What about the failure of the Work Programme? Does anyone remember Iain Duncan Smith (Vox‘s Monster of the Year, 2012) wagging his finger and screaming at Owen Jones on Question Time last year – “I didn’t hear you screaming about two and a half million people who were parked, nobody saw them, for over 10 years, not working, no hope, no aspiration. We are changing their lives”. In fact, the government is not changing their lives, unless Mr… Smith admits he meant changing them for the worse.

Parliament’s Work and Pensions Committee has discovered “growing evidence” that organisations involved in the Work Programme are the ones that are “parking” the most disadvantaged people, who had spent the longest period of time out of work.

They’re not interested in helping people; they don’t want to boost the economy by increasing employment. All these firms want is their pay packet from the Department of Work and Pensions. That is what we see.

And we have Michael Gove, failing the youth of this nation with his ridiculous ideas about education. These can be summed up by saying, “State education must never be as good as private education and state pupils must never be allowed to achieve high results”. This is why he interfered with the marking of GCSE exam papers last year (did he do it to A-levels as well?), prompting the Welsh and Northern Irish education ministers to intervene.

Mr Gove’s reaction to that, revealed this week, has been to write to the ministers concerned, suggesting that they should set up their own examination system. A Whitehall source, quoted in The Guardian, said: “The Welsh are determined to keep dumbing down their exams. Leighton Andrews interfered with exam boards last year. He opposes our attempts to toughen things up and made clear he will continue to interfere to make things easier. It’s better that we all go our own way and defend our positions to our electorates.”

For a Conservative Party that is supposedly trying not to be divisive, those words are a shot in the foot.

The Welsh Government, seeing this for what it is, responded tersely: “Wales is keeping GCSEs and A-levels, as is Northern Ireland. We wish Mr Gove well with his plans to rename these qualifications in England.” In other words, it is the English system under Gove that will let pupils down.
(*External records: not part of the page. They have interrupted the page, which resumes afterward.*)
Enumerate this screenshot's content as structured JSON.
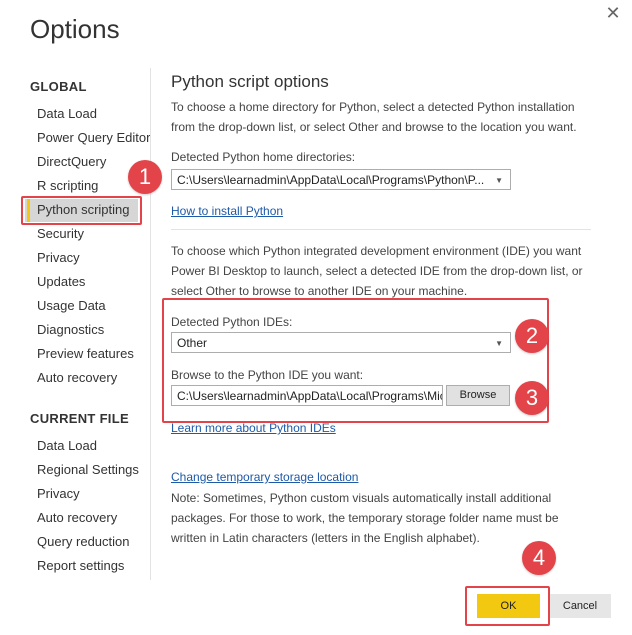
{
  "dialog": {
    "title": "Options",
    "close_glyph": "✕"
  },
  "sidebar": {
    "global_header": "GLOBAL",
    "global_items": [
      "Data Load",
      "Power Query Editor",
      "DirectQuery",
      "R scripting",
      "Python scripting",
      "Security",
      "Privacy",
      "Updates",
      "Usage Data",
      "Diagnostics",
      "Preview features",
      "Auto recovery"
    ],
    "selected": "Python scripting",
    "current_header": "CURRENT FILE",
    "current_items": [
      "Data Load",
      "Regional Settings",
      "Privacy",
      "Auto recovery",
      "Query reduction",
      "Report settings"
    ]
  },
  "main": {
    "heading": "Python script options",
    "intro": "To choose a home directory for Python, select a detected Python installation from the drop-down list, or select Other and browse to the location you want.",
    "home_label": "Detected Python home directories:",
    "home_value": "C:\\Users\\learnadmin\\AppData\\Local\\Programs\\Python\\P...",
    "install_link": "How to install Python",
    "ide_intro": "To choose which Python integrated development environment (IDE) you want Power BI Desktop to launch, select a detected IDE from the drop-down list, or select Other to browse to another IDE on your machine.",
    "ide_label": "Detected Python IDEs:",
    "ide_value": "Other",
    "browse_label": "Browse to the Python IDE you want:",
    "browse_value": "C:\\Users\\learnadmin\\AppData\\Local\\Programs\\Mic",
    "browse_button": "Browse",
    "learn_link": "Learn more about Python IDEs",
    "storage_link": "Change temporary storage location",
    "note": "Note: Sometimes, Python custom visuals automatically install additional packages. For those to work, the temporary storage folder name must be written in Latin characters (letters in the English alphabet)."
  },
  "footer": {
    "ok": "OK",
    "cancel": "Cancel"
  },
  "callouts": [
    "1",
    "2",
    "3",
    "4"
  ],
  "colors": {
    "accent": "#f2c811",
    "callout": "#e2444a",
    "link": "#1e5aa8"
  }
}
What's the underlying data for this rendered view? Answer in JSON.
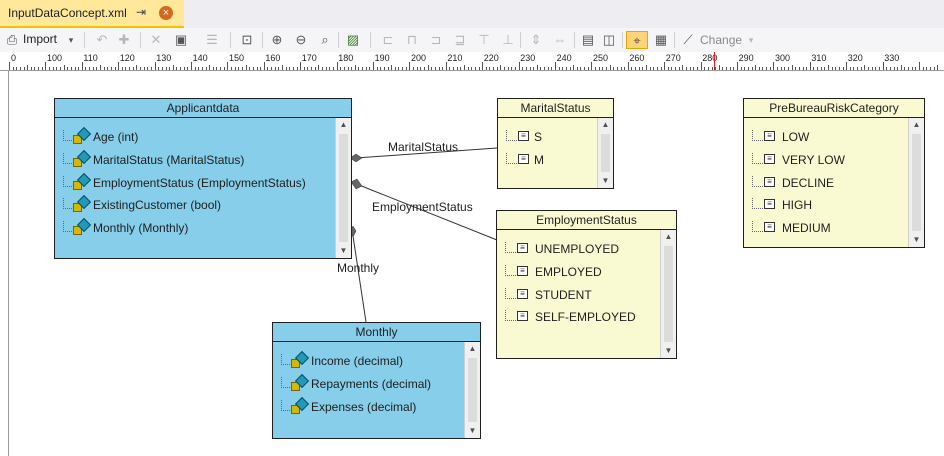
{
  "tab": {
    "title": "InputDataConcept.xml",
    "pin_glyph": "⇥",
    "close_glyph": "×"
  },
  "toolbar": {
    "import_label": "Import",
    "change_label": "Change",
    "dropdown_glyph": "▾"
  },
  "ruler": {
    "labels": [
      "0",
      "100",
      "110",
      "120",
      "130",
      "140",
      "150",
      "160",
      "170",
      "180",
      "190",
      "200",
      "210",
      "220",
      "230",
      "240",
      "250",
      "260",
      "270",
      "280",
      "290",
      "300",
      "310",
      "320",
      "330"
    ]
  },
  "boxes": {
    "applicantdata": {
      "title": "Applicantdata",
      "items": [
        "Age (int)",
        "MaritalStatus (MaritalStatus)",
        "EmploymentStatus (EmploymentStatus)",
        "ExistingCustomer (bool)",
        "Monthly (Monthly)"
      ]
    },
    "marital_status": {
      "title": "MaritalStatus",
      "items": [
        "S",
        "M"
      ]
    },
    "employment_status": {
      "title": "EmploymentStatus",
      "items": [
        "UNEMPLOYED",
        "EMPLOYED",
        "STUDENT",
        "SELF-EMPLOYED"
      ]
    },
    "prebureau": {
      "title": "PreBureauRiskCategory",
      "items": [
        "LOW",
        "VERY LOW",
        "DECLINE",
        "HIGH",
        "MEDIUM"
      ]
    },
    "monthly": {
      "title": "Monthly",
      "items": [
        "Income (decimal)",
        "Repayments (decimal)",
        "Expenses (decimal)"
      ]
    }
  },
  "connections": {
    "marital": "MaritalStatus",
    "employment": "EmploymentStatus",
    "monthly": "Monthly"
  },
  "scroll": {
    "up_glyph": "▲",
    "down_glyph": "▼"
  },
  "enum_glyph": "≡",
  "colors": {
    "class_box": "#87ceeb",
    "enum_box": "#fafad2",
    "tab_active": "#ffe89a",
    "tab_accent": "#f5c200"
  },
  "icons": {
    "field": "lock-diamond-field-icon",
    "enum_value": "enum-value-icon"
  }
}
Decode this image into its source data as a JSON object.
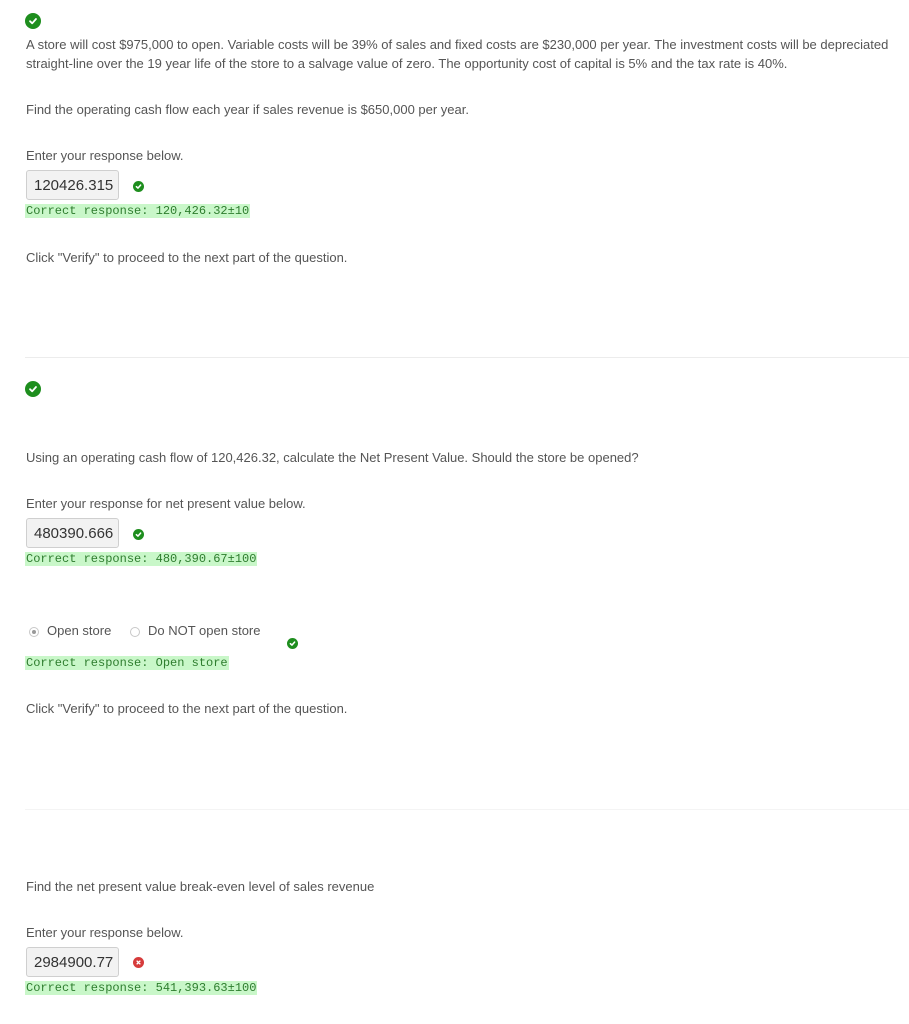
{
  "colors": {
    "correct": "#1e8e1e",
    "incorrect": "#d63b3b",
    "highlight": "#c9f7c9",
    "highlight_text": "#2e7d2e"
  },
  "icons": {
    "correct": "check-circle-icon",
    "incorrect": "x-circle-icon"
  },
  "part1": {
    "problem_text": "A store will cost $975,000 to open. Variable costs will be 39% of sales and fixed costs are $230,000 per year. The investment costs will be depreciated straight-line over the 19 year life of the store to a salvage value of zero. The opportunity cost of capital is 5% and the tax rate is 40%.",
    "question": "Find the operating cash flow each year if sales revenue is $650,000 per year.",
    "prompt": "Enter your response below.",
    "answer": "120426.315",
    "correct_response": "Correct response: 120,426.32±10",
    "verify_text": "Click \"Verify\" to proceed to the next part of the question."
  },
  "part2": {
    "question": "Using an operating cash flow of 120,426.32, calculate the Net Present Value. Should the store be opened?",
    "prompt": "Enter your response for net present value below.",
    "answer": "480390.666",
    "correct_response": "Correct response: 480,390.67±100",
    "radio_options": [
      "Open store",
      "Do NOT open store"
    ],
    "radio_selected": "Open store",
    "radio_correct_response": "Correct response: Open store",
    "verify_text": "Click \"Verify\" to proceed to the next part of the question."
  },
  "part3": {
    "question": "Find the net present value break-even level of sales revenue",
    "prompt": "Enter your response below.",
    "answer": "2984900.77",
    "correct_response": "Correct response: 541,393.63±100"
  }
}
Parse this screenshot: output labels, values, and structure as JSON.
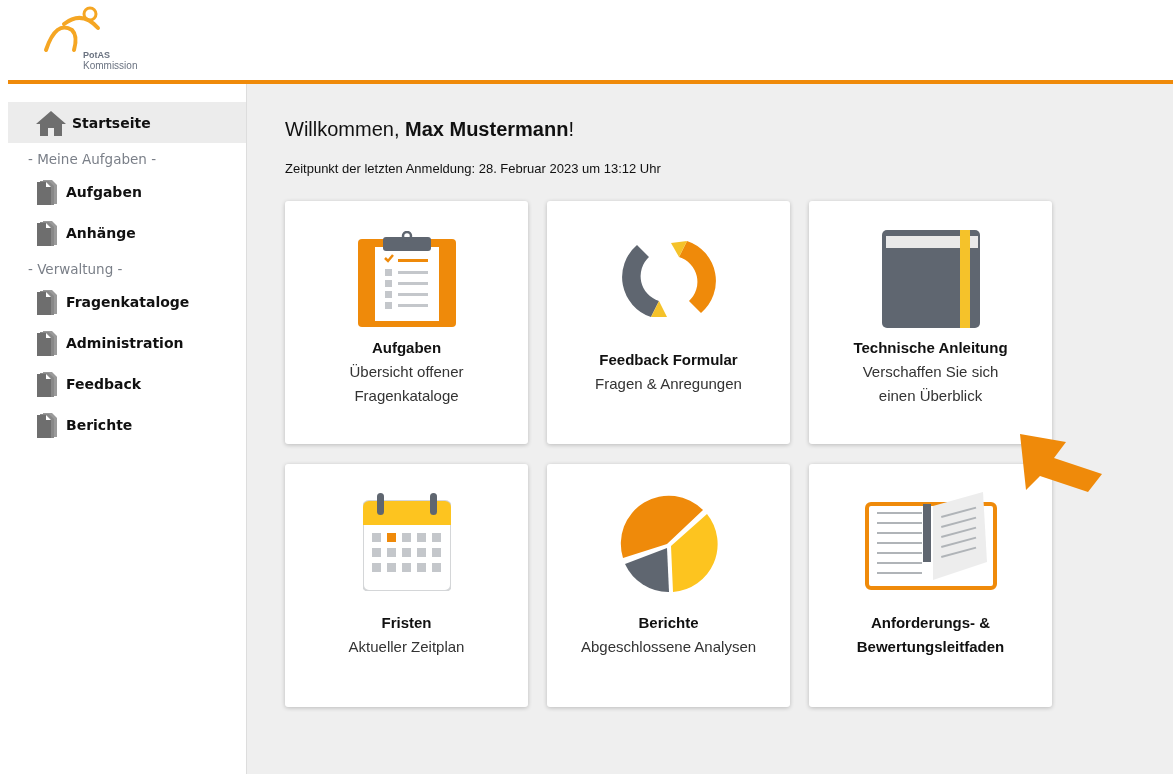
{
  "logo": {
    "name": "PotAS",
    "subtitle": "Kommission"
  },
  "sidebar": {
    "items": [
      {
        "kind": "home",
        "label": "Startseite",
        "selected": true
      },
      {
        "kind": "section",
        "label": "- Meine Aufgaben -"
      },
      {
        "kind": "page",
        "label": "Aufgaben",
        "selected": false
      },
      {
        "kind": "page",
        "label": "Anhänge",
        "selected": false
      },
      {
        "kind": "section",
        "label": "- Verwaltung -"
      },
      {
        "kind": "page",
        "label": "Fragenkataloge",
        "selected": false
      },
      {
        "kind": "page",
        "label": "Administration",
        "selected": false
      },
      {
        "kind": "page",
        "label": "Feedback",
        "selected": false
      },
      {
        "kind": "page",
        "label": "Berichte",
        "selected": false
      }
    ]
  },
  "main": {
    "greeting": "Willkommen, **Max Mustermann**!",
    "last_login": "Zeitpunkt der letzten Anmeldung: 28. Februar 2023 um 13:12 Uhr",
    "tiles": [
      {
        "kind": "clipboard",
        "title": "Aufgaben",
        "subtitle_lines": [
          "Übersicht offener",
          "Fragenkataloge"
        ]
      },
      {
        "kind": "pencils",
        "title": "Feedback Formular",
        "subtitle_lines": [
          "Fragen & Anregungen"
        ]
      },
      {
        "kind": "book",
        "title": "Technische Anleitung",
        "subtitle_lines": [
          "Verschaffen Sie sich",
          "einen Überblick"
        ]
      },
      {
        "kind": "calendar",
        "title": "Fristen",
        "subtitle_lines": [
          "Aktueller Zeitplan"
        ]
      },
      {
        "kind": "pie",
        "title": "Berichte",
        "subtitle_lines": [
          "Abgeschlossene Analysen"
        ]
      },
      {
        "kind": "open-book",
        "title": "Anforderungs- & Bewertungsleitfaden"
      }
    ]
  }
}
This is the landscape we currently inhabit. The government has treated the people abominably and seems determined to continue in the same manner. Sympathy for it is draining away and the people are looking for an alternative.

It’s time for Her Majesty’s Opposition – the Labour Party – to step up and offer that alternative. Not ‘Tory Lite’ or another shade of neoliberalism but a genuine plan to improve this once-great nation’s fortunes.

Over to you, Mr Miliband. No pressure.